En m'attaquant aux piles de documents en vrac dans mes tiroirs, je retrouve ces phrases de stagiaires notées au vol :
"Oui, mais ce qu'on sait, ce n'est pas ce qu'on fait ?!" - voilà - et c'est ce que je trouve intéressant dans la formation pour adultes - moins de transmission de savoirs que de partages d'expérience.
"Il y a une phrase qu'on dit chez moi : partage ton pain, il diminuera ; partage ta maison, elle restera identique ; partage ton coeur, il grandira." Que la phrase soit énoncée, par une assistante maternelle ASE, ne surprendra personne. Pour mémoire, ce sont ces dames :
Imaginez un métier qui vous confronterait, 24 heures sur 24, à l'impossible. Un métier qui consisterait à accueillir dans votre propre foyer des enfants aux vies chaotiques, aux problématiques insolubles. A accueillir pour un week-end, un mois, un an, vingt ans - sans pouvoir le prévoir - des enfants dont vous ne sauriez rien, ou si peu, devinant l'impensable derrière leurs comportements erratiques, leurs blessures mal cicatrisées.
Un métier sans appuis logistiques, sans bagages théoriques - rien d'autre que votre propre cœur et votre propre histoire - votre volonté fondamentale de prendre soin. Un métier de longue patience et d'amour au quotidien ; un métier d'apprivoisement, de reconstruction lente, de réussites minuscules et d'échecs douloureux, parce qu'apprendre à aimer, et déjà à se laisser aimer, est si difficile pour ces enfants-là.
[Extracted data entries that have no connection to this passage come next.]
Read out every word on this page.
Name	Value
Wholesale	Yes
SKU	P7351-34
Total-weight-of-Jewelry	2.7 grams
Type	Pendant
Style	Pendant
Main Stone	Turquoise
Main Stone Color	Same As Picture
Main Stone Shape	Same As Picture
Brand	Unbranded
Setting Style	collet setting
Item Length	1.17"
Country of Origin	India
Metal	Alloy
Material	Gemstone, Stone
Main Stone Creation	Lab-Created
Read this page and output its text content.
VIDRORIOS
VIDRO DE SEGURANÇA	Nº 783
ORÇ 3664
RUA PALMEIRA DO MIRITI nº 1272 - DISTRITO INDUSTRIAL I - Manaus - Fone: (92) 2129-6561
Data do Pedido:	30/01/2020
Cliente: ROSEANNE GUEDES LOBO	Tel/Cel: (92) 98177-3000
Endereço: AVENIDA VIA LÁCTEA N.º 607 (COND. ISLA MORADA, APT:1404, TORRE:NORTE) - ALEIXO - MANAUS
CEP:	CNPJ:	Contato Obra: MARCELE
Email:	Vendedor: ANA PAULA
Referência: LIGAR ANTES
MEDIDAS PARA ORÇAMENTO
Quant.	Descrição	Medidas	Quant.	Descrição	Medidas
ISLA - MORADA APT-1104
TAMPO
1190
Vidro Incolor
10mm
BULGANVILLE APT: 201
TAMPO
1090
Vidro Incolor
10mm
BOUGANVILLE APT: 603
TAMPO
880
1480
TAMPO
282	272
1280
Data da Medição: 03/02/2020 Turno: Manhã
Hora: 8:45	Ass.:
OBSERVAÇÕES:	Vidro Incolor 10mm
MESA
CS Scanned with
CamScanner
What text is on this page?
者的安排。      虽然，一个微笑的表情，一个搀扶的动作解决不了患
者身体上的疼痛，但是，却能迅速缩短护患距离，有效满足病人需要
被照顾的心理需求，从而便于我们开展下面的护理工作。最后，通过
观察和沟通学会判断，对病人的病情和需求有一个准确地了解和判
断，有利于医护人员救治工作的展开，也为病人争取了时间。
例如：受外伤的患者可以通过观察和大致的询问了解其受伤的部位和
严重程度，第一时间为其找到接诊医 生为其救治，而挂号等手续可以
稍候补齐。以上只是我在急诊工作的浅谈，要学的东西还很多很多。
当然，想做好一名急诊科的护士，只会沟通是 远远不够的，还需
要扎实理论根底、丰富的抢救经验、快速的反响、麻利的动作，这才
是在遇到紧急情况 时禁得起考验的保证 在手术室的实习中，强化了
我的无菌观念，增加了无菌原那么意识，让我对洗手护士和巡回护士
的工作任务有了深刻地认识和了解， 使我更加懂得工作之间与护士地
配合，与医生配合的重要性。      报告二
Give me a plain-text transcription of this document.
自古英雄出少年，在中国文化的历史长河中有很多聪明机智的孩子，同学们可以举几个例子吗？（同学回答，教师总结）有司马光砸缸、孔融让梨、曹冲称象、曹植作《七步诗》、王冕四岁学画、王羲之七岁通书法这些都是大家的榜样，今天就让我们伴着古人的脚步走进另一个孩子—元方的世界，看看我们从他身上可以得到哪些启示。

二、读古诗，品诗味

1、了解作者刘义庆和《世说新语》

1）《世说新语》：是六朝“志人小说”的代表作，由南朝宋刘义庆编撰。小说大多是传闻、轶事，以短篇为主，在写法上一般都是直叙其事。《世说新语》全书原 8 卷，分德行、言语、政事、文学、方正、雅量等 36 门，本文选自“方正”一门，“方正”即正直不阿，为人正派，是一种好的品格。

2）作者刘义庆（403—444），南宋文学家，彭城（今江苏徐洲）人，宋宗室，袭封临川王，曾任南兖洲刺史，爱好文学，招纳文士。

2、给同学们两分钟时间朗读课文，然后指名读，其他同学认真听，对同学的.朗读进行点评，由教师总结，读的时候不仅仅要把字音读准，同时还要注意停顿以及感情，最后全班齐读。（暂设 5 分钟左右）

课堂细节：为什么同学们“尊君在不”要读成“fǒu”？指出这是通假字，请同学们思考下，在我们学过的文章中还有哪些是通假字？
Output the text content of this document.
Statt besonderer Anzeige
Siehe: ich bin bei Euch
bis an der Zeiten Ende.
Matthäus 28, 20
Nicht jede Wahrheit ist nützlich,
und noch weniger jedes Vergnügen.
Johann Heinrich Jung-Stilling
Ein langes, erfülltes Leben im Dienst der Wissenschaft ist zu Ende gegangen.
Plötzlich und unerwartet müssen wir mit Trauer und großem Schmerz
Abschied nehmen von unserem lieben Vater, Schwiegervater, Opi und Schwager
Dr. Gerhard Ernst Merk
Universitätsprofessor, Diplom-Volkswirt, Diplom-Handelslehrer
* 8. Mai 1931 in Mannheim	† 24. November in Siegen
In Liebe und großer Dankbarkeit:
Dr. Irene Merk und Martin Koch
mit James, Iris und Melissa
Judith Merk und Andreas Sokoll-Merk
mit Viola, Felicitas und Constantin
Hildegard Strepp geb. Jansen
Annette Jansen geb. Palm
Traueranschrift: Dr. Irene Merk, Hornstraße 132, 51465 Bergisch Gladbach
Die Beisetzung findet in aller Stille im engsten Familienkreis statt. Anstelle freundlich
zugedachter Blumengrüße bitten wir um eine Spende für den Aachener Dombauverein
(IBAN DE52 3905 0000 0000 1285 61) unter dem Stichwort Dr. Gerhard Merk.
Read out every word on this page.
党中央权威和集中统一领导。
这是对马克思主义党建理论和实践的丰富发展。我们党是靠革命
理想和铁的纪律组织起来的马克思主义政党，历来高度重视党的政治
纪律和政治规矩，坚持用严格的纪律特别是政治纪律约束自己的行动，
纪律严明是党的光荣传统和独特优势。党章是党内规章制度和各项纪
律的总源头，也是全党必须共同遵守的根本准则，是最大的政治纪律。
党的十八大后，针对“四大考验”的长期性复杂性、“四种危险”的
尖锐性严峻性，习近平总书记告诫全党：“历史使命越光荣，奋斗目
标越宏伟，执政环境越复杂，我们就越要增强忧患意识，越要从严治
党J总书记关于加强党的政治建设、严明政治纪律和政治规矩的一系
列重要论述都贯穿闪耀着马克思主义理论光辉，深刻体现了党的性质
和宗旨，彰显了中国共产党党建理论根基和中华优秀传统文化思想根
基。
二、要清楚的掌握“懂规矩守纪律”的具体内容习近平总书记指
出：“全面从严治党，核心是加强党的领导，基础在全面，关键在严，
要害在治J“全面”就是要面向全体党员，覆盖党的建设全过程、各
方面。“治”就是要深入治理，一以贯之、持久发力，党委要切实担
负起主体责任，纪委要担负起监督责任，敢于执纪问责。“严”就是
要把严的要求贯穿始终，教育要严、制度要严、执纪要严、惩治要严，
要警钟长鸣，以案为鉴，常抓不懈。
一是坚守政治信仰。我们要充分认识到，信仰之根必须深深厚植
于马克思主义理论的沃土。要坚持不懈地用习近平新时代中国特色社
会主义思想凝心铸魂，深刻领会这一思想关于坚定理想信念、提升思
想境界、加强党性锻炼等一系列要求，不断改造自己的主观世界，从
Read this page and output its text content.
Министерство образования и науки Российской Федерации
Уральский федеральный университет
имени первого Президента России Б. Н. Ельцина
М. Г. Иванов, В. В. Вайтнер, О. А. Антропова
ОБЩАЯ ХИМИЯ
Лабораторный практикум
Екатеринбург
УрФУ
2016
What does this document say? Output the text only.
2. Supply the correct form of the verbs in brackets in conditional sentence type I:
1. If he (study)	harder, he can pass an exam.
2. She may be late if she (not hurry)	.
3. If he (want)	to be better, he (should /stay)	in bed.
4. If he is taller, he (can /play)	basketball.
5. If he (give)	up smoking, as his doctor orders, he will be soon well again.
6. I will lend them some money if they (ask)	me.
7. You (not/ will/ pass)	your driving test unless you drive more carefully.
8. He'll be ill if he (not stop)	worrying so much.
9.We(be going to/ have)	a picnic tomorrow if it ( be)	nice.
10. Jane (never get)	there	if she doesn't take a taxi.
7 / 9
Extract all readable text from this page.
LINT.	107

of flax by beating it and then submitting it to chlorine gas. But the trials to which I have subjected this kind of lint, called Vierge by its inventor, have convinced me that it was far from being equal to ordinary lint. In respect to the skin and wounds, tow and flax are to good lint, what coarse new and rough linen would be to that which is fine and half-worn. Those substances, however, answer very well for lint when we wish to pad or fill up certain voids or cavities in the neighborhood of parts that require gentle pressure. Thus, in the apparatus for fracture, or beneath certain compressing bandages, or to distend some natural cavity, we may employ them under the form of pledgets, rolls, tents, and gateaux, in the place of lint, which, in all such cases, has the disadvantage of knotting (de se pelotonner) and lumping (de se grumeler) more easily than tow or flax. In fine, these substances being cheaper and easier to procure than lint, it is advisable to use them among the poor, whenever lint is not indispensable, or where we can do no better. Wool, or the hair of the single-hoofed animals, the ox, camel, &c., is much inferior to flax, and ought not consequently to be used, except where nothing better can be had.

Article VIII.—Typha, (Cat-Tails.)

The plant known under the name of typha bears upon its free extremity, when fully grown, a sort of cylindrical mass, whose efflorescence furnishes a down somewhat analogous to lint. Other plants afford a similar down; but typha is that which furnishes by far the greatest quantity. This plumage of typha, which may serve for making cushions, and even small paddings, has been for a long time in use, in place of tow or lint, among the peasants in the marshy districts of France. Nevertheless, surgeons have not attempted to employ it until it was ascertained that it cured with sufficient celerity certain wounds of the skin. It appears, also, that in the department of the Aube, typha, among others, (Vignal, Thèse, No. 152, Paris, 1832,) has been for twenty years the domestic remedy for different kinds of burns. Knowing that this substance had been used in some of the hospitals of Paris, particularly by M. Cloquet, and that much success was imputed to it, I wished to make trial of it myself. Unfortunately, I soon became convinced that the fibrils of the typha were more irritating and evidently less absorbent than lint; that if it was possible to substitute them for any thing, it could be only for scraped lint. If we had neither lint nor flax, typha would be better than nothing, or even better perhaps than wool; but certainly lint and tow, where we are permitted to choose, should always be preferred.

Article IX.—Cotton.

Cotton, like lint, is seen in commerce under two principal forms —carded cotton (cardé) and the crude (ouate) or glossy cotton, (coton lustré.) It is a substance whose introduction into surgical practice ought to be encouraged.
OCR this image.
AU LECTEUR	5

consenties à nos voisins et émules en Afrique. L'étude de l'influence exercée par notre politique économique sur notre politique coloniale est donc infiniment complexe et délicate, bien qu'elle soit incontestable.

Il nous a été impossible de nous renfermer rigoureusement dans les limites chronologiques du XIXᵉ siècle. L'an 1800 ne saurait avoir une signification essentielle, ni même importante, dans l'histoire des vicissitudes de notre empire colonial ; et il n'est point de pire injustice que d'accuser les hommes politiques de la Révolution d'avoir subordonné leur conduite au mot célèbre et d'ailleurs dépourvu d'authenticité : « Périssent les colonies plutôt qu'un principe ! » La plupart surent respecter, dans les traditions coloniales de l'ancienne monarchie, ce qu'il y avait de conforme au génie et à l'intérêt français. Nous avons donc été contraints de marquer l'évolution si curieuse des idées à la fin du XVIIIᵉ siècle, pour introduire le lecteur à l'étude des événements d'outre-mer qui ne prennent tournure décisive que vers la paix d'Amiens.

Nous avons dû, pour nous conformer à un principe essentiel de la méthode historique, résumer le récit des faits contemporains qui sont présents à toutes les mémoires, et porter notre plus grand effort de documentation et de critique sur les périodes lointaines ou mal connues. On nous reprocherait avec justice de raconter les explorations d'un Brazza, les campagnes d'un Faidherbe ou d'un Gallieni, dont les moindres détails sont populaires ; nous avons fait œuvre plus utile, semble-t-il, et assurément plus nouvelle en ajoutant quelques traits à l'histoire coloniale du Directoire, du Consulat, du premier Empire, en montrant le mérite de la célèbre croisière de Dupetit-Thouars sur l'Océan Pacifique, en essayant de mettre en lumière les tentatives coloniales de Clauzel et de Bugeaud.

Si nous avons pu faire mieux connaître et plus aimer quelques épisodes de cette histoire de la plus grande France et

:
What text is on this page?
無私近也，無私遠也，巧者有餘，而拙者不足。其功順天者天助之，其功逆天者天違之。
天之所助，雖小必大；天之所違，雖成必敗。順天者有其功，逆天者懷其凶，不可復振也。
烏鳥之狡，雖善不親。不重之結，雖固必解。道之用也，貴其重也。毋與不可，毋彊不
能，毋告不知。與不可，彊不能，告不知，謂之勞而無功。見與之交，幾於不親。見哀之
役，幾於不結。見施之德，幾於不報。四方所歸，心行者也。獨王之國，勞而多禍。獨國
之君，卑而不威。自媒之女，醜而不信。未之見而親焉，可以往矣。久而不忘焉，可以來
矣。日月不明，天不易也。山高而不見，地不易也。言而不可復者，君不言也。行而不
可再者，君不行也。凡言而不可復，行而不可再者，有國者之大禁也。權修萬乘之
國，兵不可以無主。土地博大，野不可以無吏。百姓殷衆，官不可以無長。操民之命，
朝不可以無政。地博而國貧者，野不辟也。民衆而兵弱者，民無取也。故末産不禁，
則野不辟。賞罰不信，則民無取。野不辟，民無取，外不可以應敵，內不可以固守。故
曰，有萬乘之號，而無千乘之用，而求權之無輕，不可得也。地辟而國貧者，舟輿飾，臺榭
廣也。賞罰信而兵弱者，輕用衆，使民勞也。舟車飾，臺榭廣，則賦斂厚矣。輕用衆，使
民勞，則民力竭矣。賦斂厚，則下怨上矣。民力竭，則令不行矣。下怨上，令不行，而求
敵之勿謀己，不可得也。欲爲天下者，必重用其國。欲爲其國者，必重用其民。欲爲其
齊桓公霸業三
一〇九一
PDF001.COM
Un travail qu'aucun travailleur social, aucun psy, aucune institution se serait à même de faire : dans chaque instant du quotidien, prendre soin. Un métier peu reconnu, à peine considéré, et qui ferait parfois sérieusement tanguer votre propre famille ; un métier forcément trop peu rémunéré, parce que le dévouement de chaque minute avec des enfants toujours abîmés dans leur cœur, souvent dans leur corps, ne se chiffre pas.